Adrian Martin’s Top 5 of QFF 2016

Adrian Martin's Top 5 of QFF 2016Adrian Martin

We’re proud to say that Adrian Martin is a friend of QFF. This year festival-goers have many more films to choose from so Martin has offered his top 5 picks to help you find your way to the best of the fest!

Martin is the former film critic for The Age, editor of journals Rouge, LOLA and Screening the Past, and is a contributor to publications including Cineaste, Sight and Sound, and Film Comment. His books include Phantasms (1994), The Mad Max Movies (2003), and Mise en Scene and Film Style (2014). With his partner Cristina Álvarez López he makes video essays exploring a wide range of film art. You can find a selection of these at MUBI.

 

  1. La Sapienza

Eugène Green’s frankly spiritual but also richly comical cinema is based on the energy of presence – not only human presence, but also places and objects. His films trace a formal geometry between characters, creating a shared space for encounter and illumination.
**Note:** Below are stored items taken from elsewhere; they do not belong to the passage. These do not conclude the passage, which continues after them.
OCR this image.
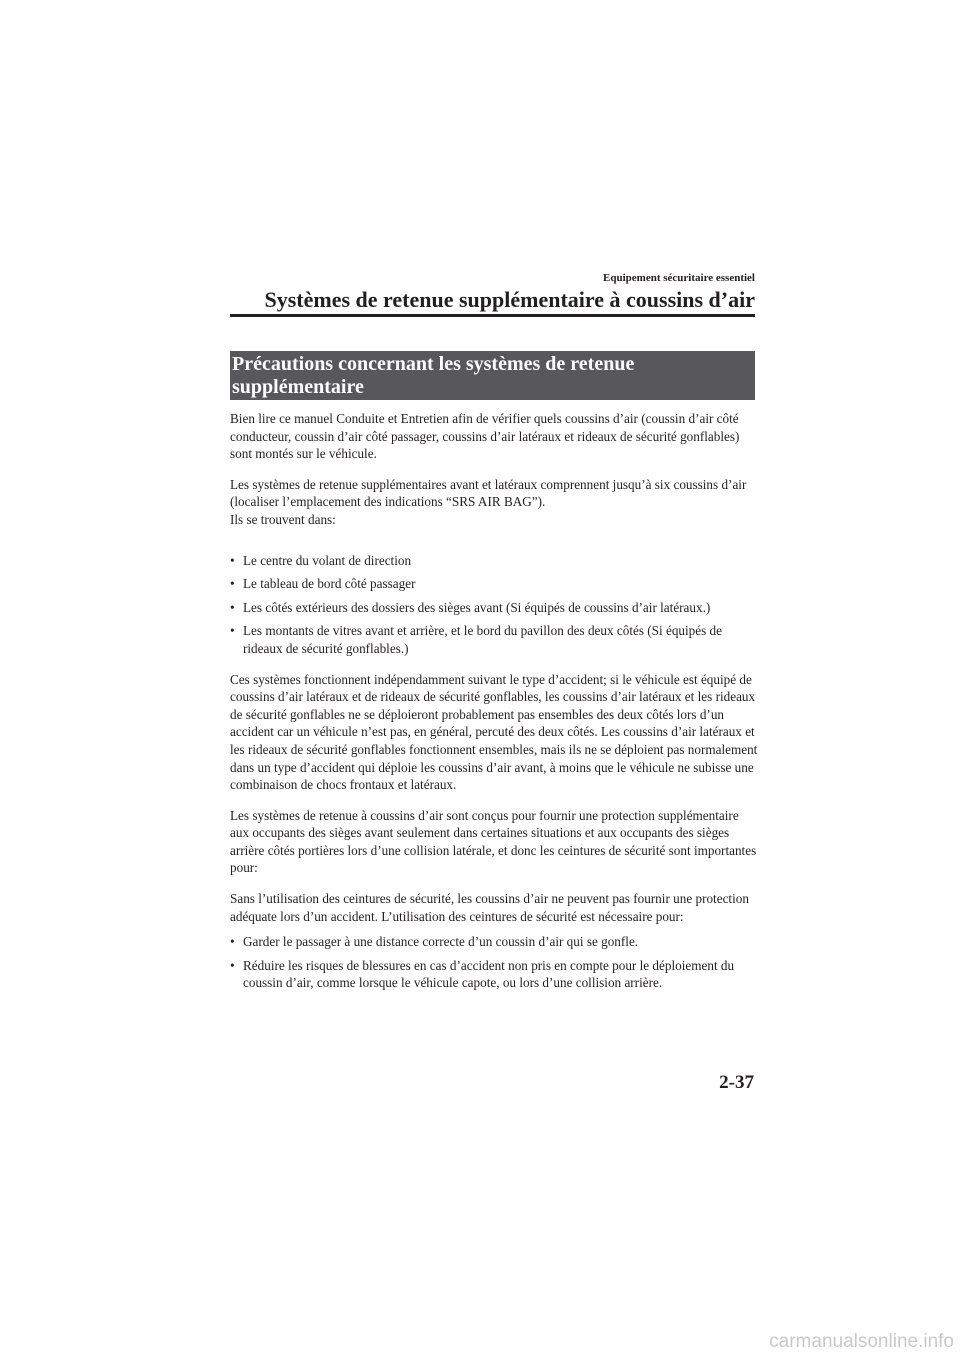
Equipement sécuritaire essentiel
Systèmes de retenue supplémentaire à coussins d’air

Précautions concernant les systèmes de retenue

supplémentaire

Bien lire ce manuel Conduite et Entretien afin de vérifier quels coussins d’air (coussin d’air côté conducteur, coussin d’air côté passager, coussins d’air latéraux et rideaux de sécurité gonflables) sont montés sur le véhicule.

Les systèmes de retenue supplémentaires avant et latéraux comprennent jusqu’à six coussins d’air (localiser l’emplacement des indications “SRS AIR BAG”).
Ils se trouvent dans:

• Le centre du volant de direction
• Le tableau de bord côté passager
• Les côtés extérieurs des dossiers des sièges avant (Si équipés de coussins d’air latéraux.)
• Les montants de vitres avant et arrière, et le bord du pavillon des deux côtés (Si équipés de rideaux de sécurité gonflables.)

Ces systèmes fonctionnent indépendamment suivant le type d’accident; si le véhicule est équipé de coussins d’air latéraux et de rideaux de sécurité gonflables, les coussins d’air latéraux et les rideaux de sécurité gonflables ne se déploieront probablement pas ensembles des deux côtés lors d’un accident car un véhicule n’est pas, en général, percuté des deux côtés. Les coussins d’air latéraux et les rideaux de sécurité gonflables fonctionnent ensembles, mais ils ne se déploient pas normalement dans un type d’accident qui déploie les coussins d’air avant, à moins que le véhicule ne subisse une combinaison de chocs frontaux et latéraux.

Les systèmes de retenue à coussins d’air sont conçus pour fournir une protection supplémentaire aux occupants des sièges avant seulement dans certaines situations et aux occupants des sièges arrière côtés portières lors d’une collision latérale, et donc les ceintures de sécurité sont importantes pour:

Sans l’utilisation des ceintures de sécurité, les coussins d’air ne peuvent pas fournir une protection adéquate lors d’un accident. L’utilisation des ceintures de sécurité est nécessaire pour:

• Garder le passager à une distance correcte d’un coussin d’air qui se gonfle.
• Réduire les risques de blessures en cas d’accident non pris en compte pour le déploiement du coussin d’air, comme lorsque le véhicule capote, ou lors d’une collision arrière.
2-37
carmanualsonline.info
See the introductory video essay on this film by Cristina Álvarez López and I.

 

  1. Despite the Night

Philippe Grandrieux (Sombre, 1998) is among the great innovators of contemporary world cinema, tirelessly pursuing his deeply felt vision through film, writing, performance and art installation. His latest feature explores the dark, complex emotions and sensations that attach themselves to a mysterious network of characters involved with extreme sex and violence. Surrender yourself to it.

 

  1. The Silences

Margot Nash (Vacant Possession, 1995) is an unsung treasure in Australian cinema. The Silences could be tagged a documentary about a troubled family history, but it is more like a personal essay. Its elements are very few and simple, elegantly and eloquently arranged. The Silences is heartbreaking, soulful – and finally, in a measured, richly earned way, uplifting. Don’t miss it. See my review here.

 

  1. Cléo from 5 to 7

Nowadays, with digital cameras, any fool can embark on ‘real time’ filmmaking, capturing the entire action in one, unbroken shot. Back in 1962, Agnès Varda had already trumped all such conceits: using many shots, and a very elastic sense of emotional time, she traces the agonising, second-by-second progression of a young woman facing the spectre of death. A true classic.

 

  1. Robert Klippel – Metal Construction, 1960 (1964) & Robert Klippel – Junk Sculpture, 1964 (1965)

Fifty years ago at the inaugural Brisbane Film Festival, two short, black-and-white portraits of the artist Robert Klippel and his work were screened. Their maker was a young man who already had some TV experience, but was destined to form half of a revolutionary couple in Australian avant-garde cinema: Arthur Cantrill. See where the revolution began!